Responding, Adams says he was the president of Sinn Féin for 35 years and was involved in the “struggle”, “defended the use of armed struggle where I thought that was appropriate”, and helped to build Sinn Féin and peace. This, he says, led to Hughes and others “quite wrongly taking up the positions they did”.
Hughes and some other IRA figures were against the peace process.
Adams says he does not “go around boasting”, but he does not deny he was a person and a republican “of some influence”. “Thankfully” peace was brought about and people today are enjoying peace, he adds.
Ellen O’Riordan – 5 hours ago
Adams says Bloody Friday ‘hung around my neck’
Hill quotes from Hughes saying he came to believe “not one death was worth it”. Hill says Hughes was “maddened” by Adams seeming to be “free of any such painful retrospection” about the Troubles.
Counsel quotes Hughes as having said about Adams: “Of course he was in the IRA. Everybody knows this. The British know it; the people in the street and the dogs know it on the street, and he (Adams) is standing there denying it.”

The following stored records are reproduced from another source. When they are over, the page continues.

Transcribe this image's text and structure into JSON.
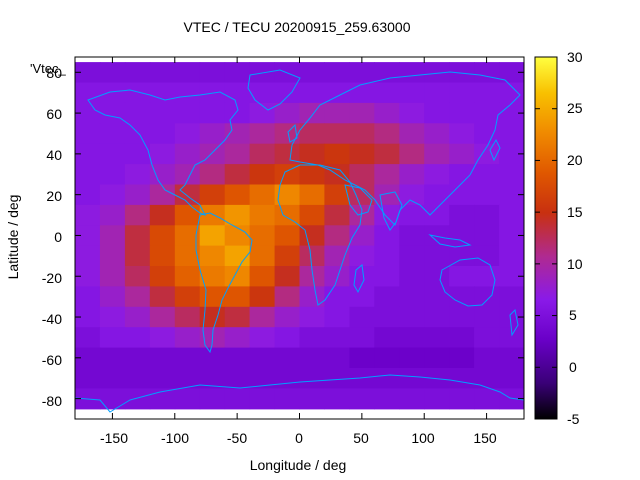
{
  "chart_data": {
    "type": "heatmap",
    "title": "VTEC / TECU 20200915_259.63000",
    "xlabel": "Longitude / deg",
    "ylabel": "Latitude / deg",
    "xlim": [
      -180,
      180
    ],
    "ylim": [
      -90,
      87.5
    ],
    "xticks": [
      -150,
      -100,
      -50,
      0,
      50,
      100,
      150
    ],
    "yticks": [
      -80,
      -60,
      -40,
      -20,
      0,
      20,
      40,
      60,
      80
    ],
    "xtick_labels": [
      "-150",
      "-100",
      "-50",
      "0",
      "50",
      "100",
      "150"
    ],
    "ytick_labels": [
      "-80",
      "-60",
      "-40",
      "-20",
      "0",
      "20",
      "40",
      "60",
      "80"
    ],
    "colorbar": {
      "min": -5,
      "max": 30,
      "ticks": [
        -5,
        0,
        5,
        10,
        15,
        20,
        25,
        30
      ],
      "tick_labels": [
        "-5",
        "0",
        "5",
        "10",
        "15",
        "20",
        "25",
        "30"
      ],
      "palette": [
        "#000000",
        "#3a0078",
        "#6a00c8",
        "#8a1ae8",
        "#b02a90",
        "#c83010",
        "#e05800",
        "#f08a00",
        "#f8c000",
        "#ffff40"
      ]
    },
    "legend_label": "'Vtec_",
    "coastline_color": "#00a0ff",
    "grid": false,
    "lat_rows": [
      80,
      70,
      60,
      50,
      40,
      30,
      20,
      10,
      0,
      -10,
      -20,
      -30,
      -40,
      -50,
      -60,
      -70,
      -80
    ],
    "lon_cols": [
      -170,
      -150,
      -130,
      -110,
      -90,
      -70,
      -50,
      -30,
      -10,
      10,
      30,
      50,
      70,
      90,
      110,
      130,
      150,
      170
    ],
    "values": [
      [
        5,
        5,
        5,
        5,
        5,
        5,
        5,
        5,
        5,
        5,
        5,
        5,
        5,
        5,
        5,
        5,
        5,
        5
      ],
      [
        6,
        6,
        6,
        6,
        6,
        6,
        6,
        6,
        6,
        6,
        6,
        6,
        6,
        6,
        6,
        6,
        6,
        6
      ],
      [
        6,
        6,
        6,
        6,
        6,
        6,
        6,
        7,
        8,
        9,
        9,
        9,
        8,
        7,
        6,
        6,
        6,
        6
      ],
      [
        6,
        6,
        6,
        6,
        7,
        8,
        9,
        10,
        11,
        12,
        12,
        12,
        11,
        9,
        8,
        7,
        6,
        6
      ],
      [
        6,
        6,
        6,
        7,
        8,
        9,
        10,
        12,
        13,
        14,
        15,
        14,
        13,
        11,
        9,
        8,
        7,
        6
      ],
      [
        6,
        6,
        7,
        8,
        9,
        11,
        13,
        15,
        16,
        15,
        14,
        12,
        10,
        8,
        7,
        6,
        6,
        6
      ],
      [
        6,
        7,
        8,
        10,
        13,
        16,
        18,
        20,
        22,
        20,
        16,
        12,
        9,
        7,
        6,
        6,
        6,
        6
      ],
      [
        7,
        8,
        11,
        14,
        18,
        21,
        23,
        21,
        20,
        17,
        13,
        10,
        7,
        6,
        6,
        5,
        5,
        6
      ],
      [
        7,
        9,
        13,
        17,
        20,
        24,
        22,
        20,
        18,
        14,
        11,
        8,
        6,
        5,
        5,
        5,
        5,
        6
      ],
      [
        7,
        9,
        13,
        17,
        20,
        22,
        24,
        20,
        16,
        12,
        9,
        7,
        6,
        5,
        5,
        5,
        5,
        6
      ],
      [
        7,
        9,
        12,
        16,
        19,
        21,
        22,
        18,
        14,
        10,
        8,
        6,
        6,
        5,
        5,
        6,
        6,
        6
      ],
      [
        6,
        8,
        10,
        13,
        16,
        18,
        18,
        15,
        11,
        8,
        6,
        6,
        5,
        5,
        5,
        5,
        5,
        5
      ],
      [
        6,
        7,
        8,
        10,
        12,
        14,
        13,
        10,
        8,
        7,
        6,
        5,
        5,
        5,
        5,
        5,
        5,
        5
      ],
      [
        5,
        6,
        6,
        7,
        8,
        9,
        8,
        7,
        6,
        5,
        5,
        5,
        4,
        4,
        4,
        4,
        5,
        5
      ],
      [
        4,
        4,
        4,
        4,
        4,
        4,
        4,
        4,
        4,
        4,
        4,
        3,
        3,
        3,
        3,
        3,
        4,
        4
      ],
      [
        4,
        4,
        4,
        4,
        4,
        4,
        4,
        4,
        4,
        4,
        4,
        4,
        4,
        4,
        4,
        4,
        4,
        4
      ],
      [
        5,
        5,
        5,
        5,
        5,
        5,
        5,
        5,
        5,
        5,
        5,
        5,
        5,
        5,
        5,
        5,
        5,
        5
      ]
    ]
  }
}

Hill puts it to Adams that he is “in denial” about his role in the IRA.
Adams rejects this suggestion and says Hughes’s words, if correctly quoted, demonstrate his state of mind.
“All of these things, like Bloody Friday, are hung around my neck and have been done incessently.”
Bloody Friday is the name given to bombings by the Provisional IRA in Belfast July 21st, 1972. Five men, two women and two children were killed when 22 bombs were detonated within 80 minutes.
Ellen O’Riordan – 5 hours ago
Former IRA man Brendan Hughes (right) in Long Kesh prison with Gerry Adams. Hughes featured in the oral history project. Photograph: Alan Lewis/Photopress IRA man Brendan Hughes like a brother, but then a ‘disappointment’, says Adams
Adams denies his friendship with Hughes was “life long” as, he says, Hughes was, disappointingly, against the peace process. Adams confirms he was by Hughes’s side when he died in 2008.
Hughes on several occasions said “I should be shot” and was quoted as saying he would “shoot me himself”, says Adams, adding that he views that in the context of what Hughes went through in prison, particularly in the H-blocks and the hunger strikes.
“He ended up as a very sorry figure: alcohol dependent, but I still retain a fondness for him even though he should not have done what he did and he is a disappointment in what he did. He was also a victim of what was happening in our country.”
Ellen O’Riordan – 5 hours ago
Former Sinn Féin leader Gerry Adams arrives at the Royal Courts of Justice during civil proceedings on Wednesday. Photograph: Carl Court/Getty Images
Adams is back in the witness box and is being questioned about a photograph of him and the late Brendan Hughes in Long Kesh prison, which Adams thinks was taken in 1973. Hughes was a hunger striker and officer commanding of the IRA.
Max Hill, barrister for the three claimants, asks Adams if he was “like a brother to him and he to you”?
Adams says: “Yes, we were very good friends.”
Hill: “You were fellow IRA operatives and IRA volunteers, do you accept that?”
Adams: “No, I don’t. That is not true.”
Ellen O’Riordan – 5 hours ago
It is the seventh day of the civil trial brought by three IRA bombing victims against former Sinn Féin leader Gerry Adams.
Adams is due to resume his evidence to the court, under cross examination, at about 10.30am.
A quick recap of his evidence on Tuesday:
Adams “categorically” denied having any involvement in the three bombings around which the legal claims are centred.
He said he was never a member of the IRA or its Army Council and was never a “senior, let alone most senior figure”, in the organisation.
It was put to Adams that he “stands by” the IRA. Adams said: “Well I don’t stand by everything that they did, but these were my neighbours.”
“I’m glad the IRA has left the State … that they are not killing … I’m glad there is a peace process, but I don’t distance myself from the IRA.”